In the first three month of this year alone, The New York Times reported that the pharmaceutical and health products industry spent $78 million on lobbying.

Last year, in the U.S. and Canada, pharmaceutical revenues were $515 billion.

Politico has reported, Pharma has been mainly unharmed by Obamacare:

“Insurers have to cover sick people, no matter how costly their illness. Hospitals must meet new benchmarks for things like readmissions or face penalties. Doctors are caught up in a rapid industry consolidation and must adapt to new payment models, changing traditional practice.

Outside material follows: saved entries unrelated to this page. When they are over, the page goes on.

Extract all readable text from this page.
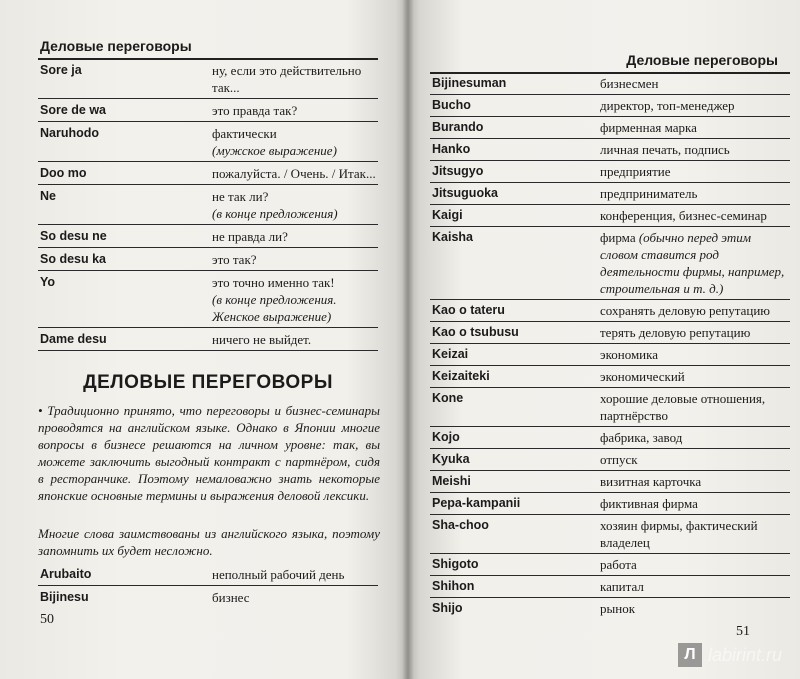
Деловые переговоры
Sore ja	ну, если это действительно так...
Sore de wa	это правда так?
Naruhodo	фактически
(мужское выражение)
Doo mo	пожалуйста. / Очень. / Итак...
Ne	не так ли?
(в конце предложения)
So desu ne	не правда ли?
So desu ka	это так?
Yo	это точно именно так!
(в конце предложения. Женское выражение)
Dame desu	ничего не выйдет.
ДЕЛОВЫЕ ПЕРЕГОВОРЫ
• Традиционно принято, что переговоры и бизнес-семинары проводятся на английском языке. Однако в Японии многие вопросы в бизнесе решаются на личном уровне: так, вы можете заключить выгодный контракт с партнёром, сидя в ресторанчике. Поэтому немаловажно знать некоторые японские основные термины и выражения деловой лексики.
Многие слова заимствованы из английского языка, поэтому запомнить их будет несложно.
Arubaito	неполный рабочий день
Bijinesu	бизнес
50
Деловые переговоры
Bijinesuman	бизнесмен
Bucho	директор, топ-менеджер
Burando	фирменная марка
Hanko	личная печать, подпись
Jitsugyo	предприятие
Jitsuguoka	предприниматель
Kaigi	конференция, бизнес-семинар
Kaisha	фирма (обычно перед этим словом ставится род деятельности фирмы, например, строительная и т. д.)
Kao o tateru	сохранять деловую репутацию
Kao o tsubusu	терять деловую репутацию
Keizai	экономика
Keizaiteki	экономический
Kone	хорошие деловые отношения, партнёрство
Kojo	фабрика, завод
Kyuka	отпуск
Meishi	визитная карточка
Pepa-kampanii	фиктивная фирма
Sha-choo	хозяин фирмы, фактический владелец
Shigoto	работа
Shihon	капитал
Shijo	рынок
51
Л labirint.ru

The pharmaceutical industry, on the other hand, hasn’t much changed — except its prices are higher and there’s nothing in the health law that allows the government to push back.”
Currently Pharma is using President Trump’s Working Group on Drug Prices to tighten the scope of the 340B program that would hinder rural and inner city hospitals nationwide.

Jazz Shaw of Hot Air described Pharma’s effort this way:

“If Big Pharma wants to give up all the entitlement dollars they’re getting from this gift horse, then fine… let’s take a look at dropping or scaling back 340B. … But until then, dropping the program benefits nobody but the pharmaceutical industry, not those intended to get easier access to lifesaving drugs from it.”

Pharma is attempting to grow the scope of the so-called Orphan Drug Program, which was innovated in the 1980s to provide incentives to “niche” pharmaceuticals. At first, this program was well intentioned, but like many government programs, it has now become a victim to companion capitalism.

According to Kaiser Health News, “KHN’s investigation found that about a third of orphan approvals by the FDA since the program began have been either for repurposed mass market drugs or drugs that received multiple orphan approvals.”

Luckily, there has been bipartisan support to halt this harmful lobbying effort from Pharma.

Energy and Commerce Committee members like Reps. John Carter (R-TX) and Michael Burgess (R-TX) have an important opportunity to crucially endorse this legislation.

Additionally, as Fortune Magazine reported, the General Accounting Office (GAO) is actively investigating that pharmaceutical industry for abuse of the Orphan Drug Act that “gives firms access to beefed-up patent and market exclusivity rights and imposes less stringent clinical trial requirements for treatments with an FDA orphan drug designation.”

Everyone understands the need for private sector companies to make money. Though Pharma has been benefitting from the Orphan Drug Act and the 340B program for years now.

If successful, this lobbying effort would hike up costs, discourage creativity and most importantly deprive poorer patients of access to lifesaving and life-enhancing medicines. Any effort to hurt rural and inner city hospitals, and by extension their patients, would not be smart and more than likely would hinder tens of thousands of Americans.